An early Camden jazz week included ECM reverie, Brit fusion, one-chord efforts in the 'now thoroughly tedious post Coltrane mould', and bebop with knobs on

3439
Bryan Spring at the Tenor Clef in 1993. Photo © Brian O'Connor

Eberhard Weber’s Colours/Stinky Winkles
Weber’s quartet fit all too easily into what has become known as the ‘ECM sound’. The group create moody and impressionistic soundscapes, delivered with a cool and dispassionate virtuosity, rock inflected, without swing, but with a strong emphasis on improvisation.

What their set lacked was any real punch, although the excellent drumming of John Marshall and the angular and bop-tinged soprano sax work by Charlie Mariano did help to counteract the more benign sounds of Weber’s upright electric bass and Brüninghaus’s often lushly romantic piano. There were good moments – especially on the leader’s Seriously Deep composition – but few risks were taken and thus few surprises heard.

The support band, Stinky Winkles, are an above average example of Brit fusion music and they played a set with much youthful energy. They were loose and dynamic, though they tend to mistake aggression for passion. Their attempt to incorporate the vocalese of Greg Bright was a total disaster, but there were several impressive moments of group interplay and solid solo work from pianist Veryan Weston and guitarist Gary Peters.
Matthew Bateson

McCoy Tyner Sextet and the Weller/Spring Quartet
The McCoy Tyner Sextet proved to be something of a let down; and curiously brief into the bargain. An astonishingly youthful looking drummer aside, George A. Johnson, Tyner’s musicians – Jose Ford (reeds), Carl Ector (vln), Avery Sharpe (bs), and the almost comically terpsichorean Guilherme Franco (per) – were fairly unremarkable.

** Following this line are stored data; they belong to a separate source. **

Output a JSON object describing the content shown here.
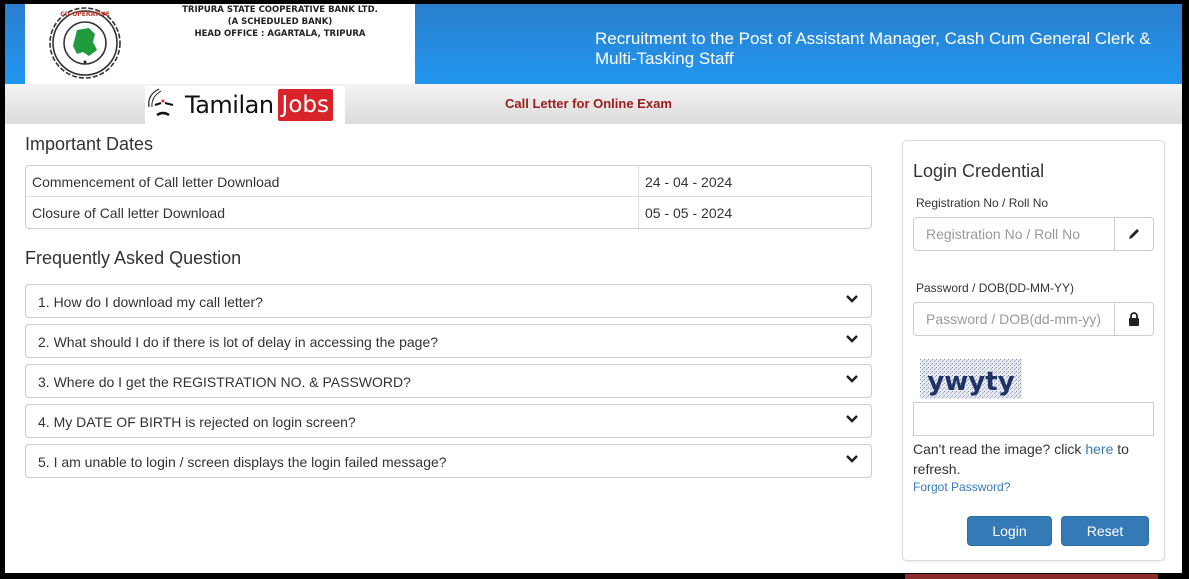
{
  "header": {
    "bank_name": "TRIPURA STATE COOPERATIVE BANK LTD.",
    "bank_subtitle": "(A SCHEDULED BANK)",
    "bank_head_office": "HEAD OFFICE : AGARTALA, TRIPURA",
    "seal_text": "TRIPURA STATE CO-OPERATIVE BANK LTD.",
    "title": "Recruitment to the Post of Assistant Manager, Cash Cum General Clerk & Multi-Tasking Staff",
    "colors": {
      "header_blue": "#2196ef",
      "seal_green": "#1f9a3c"
    }
  },
  "subbar": {
    "brand_name": "Tamilan",
    "brand_highlight": "Jobs",
    "page_title": "Call Letter for Online Exam",
    "colors": {
      "brand_red": "#d8232a",
      "title_red": "#9b1c1c"
    }
  },
  "important_dates": {
    "heading": "Important Dates",
    "rows": [
      {
        "label": "Commencement of Call letter Download",
        "value": "24 - 04 - 2024"
      },
      {
        "label": "Closure of Call letter Download",
        "value": "05 - 05 - 2024"
      }
    ]
  },
  "faq": {
    "heading": "Frequently Asked Question",
    "items": [
      {
        "question": "1. How do I download my call letter?",
        "icon": "chevron-down-icon"
      },
      {
        "question": "2. What should I do if there is lot of delay in accessing the page?",
        "icon": "chevron-down-icon"
      },
      {
        "question": "3. Where do I get the REGISTRATION NO. & PASSWORD?",
        "icon": "chevron-down-icon"
      },
      {
        "question": "4. My DATE OF BIRTH is rejected on login screen?",
        "icon": "chevron-down-icon"
      },
      {
        "question": "5. I am unable to login / screen displays the login failed message?",
        "icon": "chevron-down-icon"
      }
    ]
  },
  "login": {
    "title": "Login Credential",
    "registration": {
      "label": "Registration No / Roll No",
      "placeholder": "Registration No / Roll No",
      "value": "",
      "icon": "pencil-icon"
    },
    "password": {
      "label": "Password / DOB(DD-MM-YY)",
      "placeholder": "Password / DOB(dd-mm-yy)",
      "value": "",
      "icon": "lock-icon"
    },
    "captcha": {
      "text": "ywyty",
      "input_value": "",
      "refresh_prefix": "Can't read the image? click ",
      "refresh_link": "here",
      "refresh_suffix": " to refresh."
    },
    "forgot_password": "Forgot Password?",
    "login_button": "Login",
    "reset_button": "Reset",
    "colors": {
      "button_blue": "#337ab7",
      "link_blue": "#337ab7"
    }
  }
}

I couldn’t escape the feeling it was all some kind of an emotional con job, trading on the last knockings of all that late 60s spiritual energy bullshit

Apart from the encore, Impressions, and a driving trio feature on another Trane tune, Moment’s Notice, which made one wonder why Tyner had bothered to bring the other three, the two other themes, one-chord, compound-time efforts in the time-honoured and now thoroughly tedious post Coltrane mould, were totally unmemorable, stimulating little from the two front men.

Each of the arrangements led inexorably to the Tyner climax and there is no denying the huge emotional power of the man and those damned ‘shifting modal patterns’, to quote the programme note quoting Balliet. But I couldn’t escape the feeling it was all some kind of an emotional con job, trading on the last knockings of all that late 60s spiritual energy bullshit.

Weller/Spring’s area of activity – bebop with knobs on – seemed to me to be far more interesting, and if their performance was a trifle muted the infrequency of their gigs goes a long way to explaining why.

Martin Blackwell gets stronger each time I hear him, with each note seeming to stand out in tiny pools of silence all of its own, and Roy Babbington’s bass harmonics, in Young Mums expecially, were fascinating. A splendid band.